Già, perché il Gavi DOCG all’estero non ha bisogno di troppe presentazioni: delle 11,5 milioni di bottiglie prodotte ogni anno, quasi l’80% è destinato all’export (per un giro d’affari di una cinquantina di milioni di euro). Un mercato che vede in Stati Uniti, Regno Unito (il Gavi è stato anche protagonista alle Olimpiadi di Londra 2012) e Germania gli sbocchi principali, ma il sapido sapore del bianco piemontese ha raggiunto qualsiasi angolo del pianeta, da Hong Kong al Libano, dalle Filippine a Dubai, passando per i Paesi dell’Est Europa (mercato in grande crescita, in particolare Russia, Ucraina e Serbia) per giungere fino a Trinidad&Tobago.

Ma non è tutto: questo prodotto di target medio-alto, che però adesso vuole conquistare anche una gamma più popolare con il contenimento dei prezzi, è stato promosso e utilizzato da alcuni degli chef più famosi del mondo, come Jamie Oliver e Gordon Ramsey, da sommelier di calibro internazionale come Charlie Arturaola e persino dal presidente americano Barack Obama, da sempre grande amante del made in Italy (oltre a bere Gavi, veste Brioni).

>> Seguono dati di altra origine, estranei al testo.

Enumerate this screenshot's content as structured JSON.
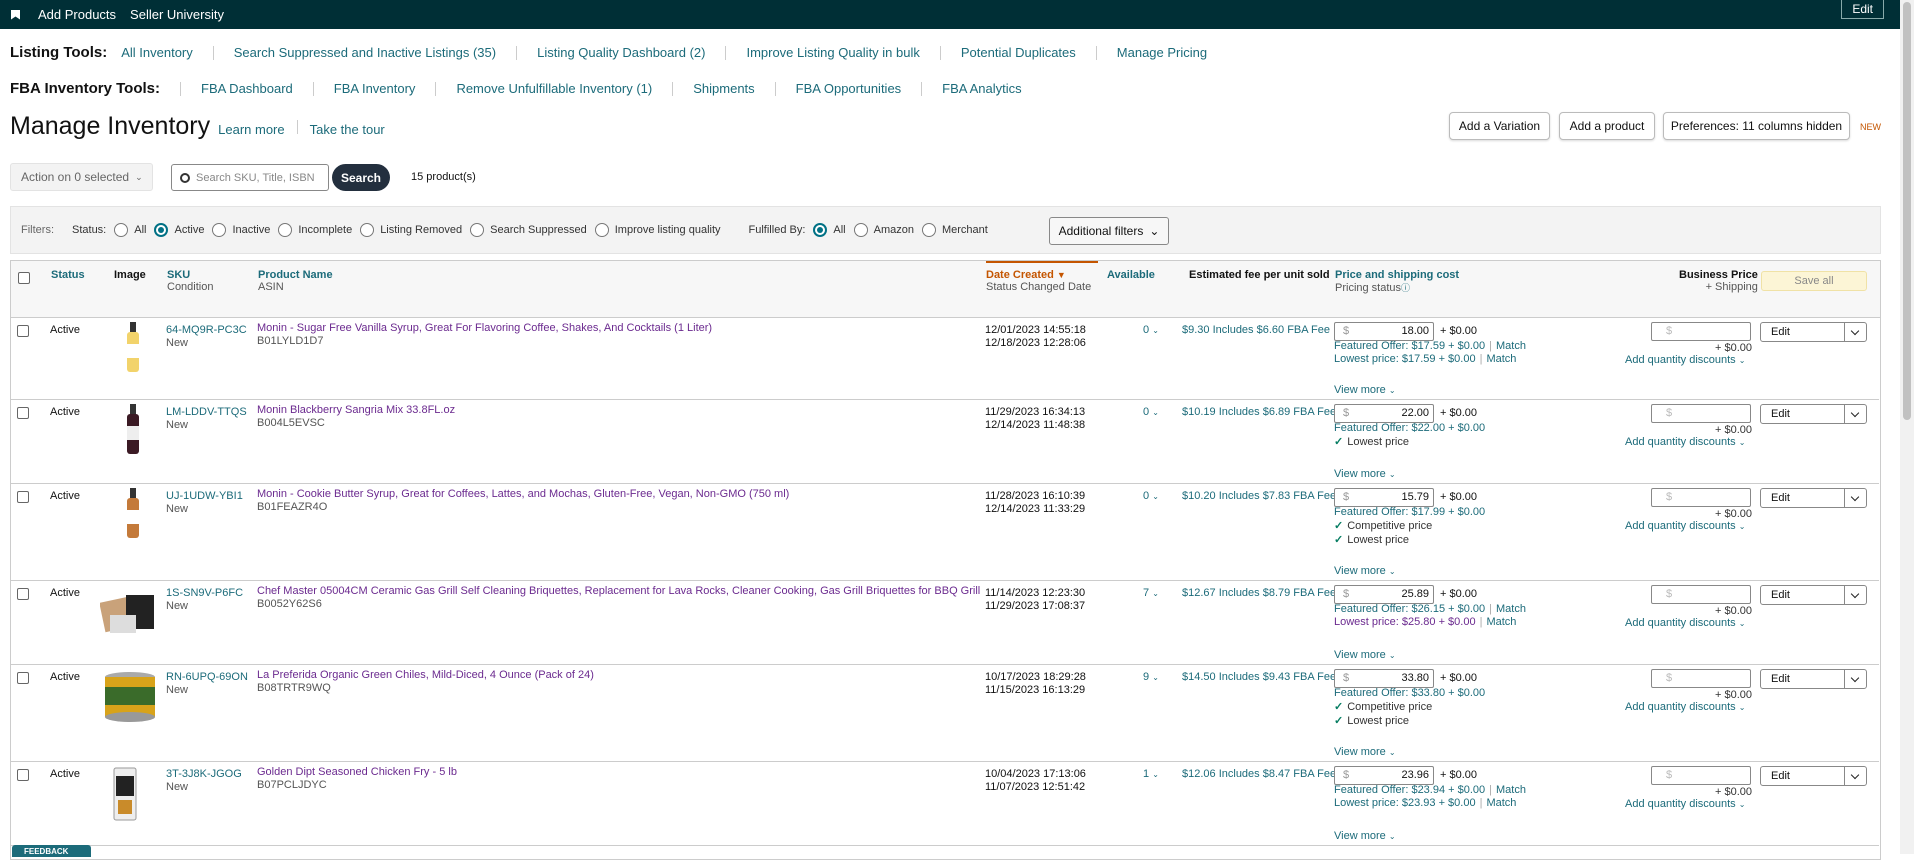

Gavi è stato anche citato da Dustin Hoffmann e Harrison Ford in due loro film, ma ora è tempo di guardare al futuro, per rendere ancora più glorioso un passato datato e prestigioso. In Italia? “Viste le attuali condizioni di mercato, è meglio continuare a puntare sulle esportazioni – dice ancora Broglia -: la sfida è quella del Far East, Cina e Giappone, come fanno da anni i nostri vicini francesi”. Già, perchè secondo gli esperti la Cina sarà nel 2020 il primo mercato del mondo, ma attualmente su 100 bottiglie importate solo 6 sono italiane, mentre le francesi sono 55. Un derby infinito, tra Italia e Francia: da Zidane e Materazzi a Pechino, passando per la provincia di Alessandria.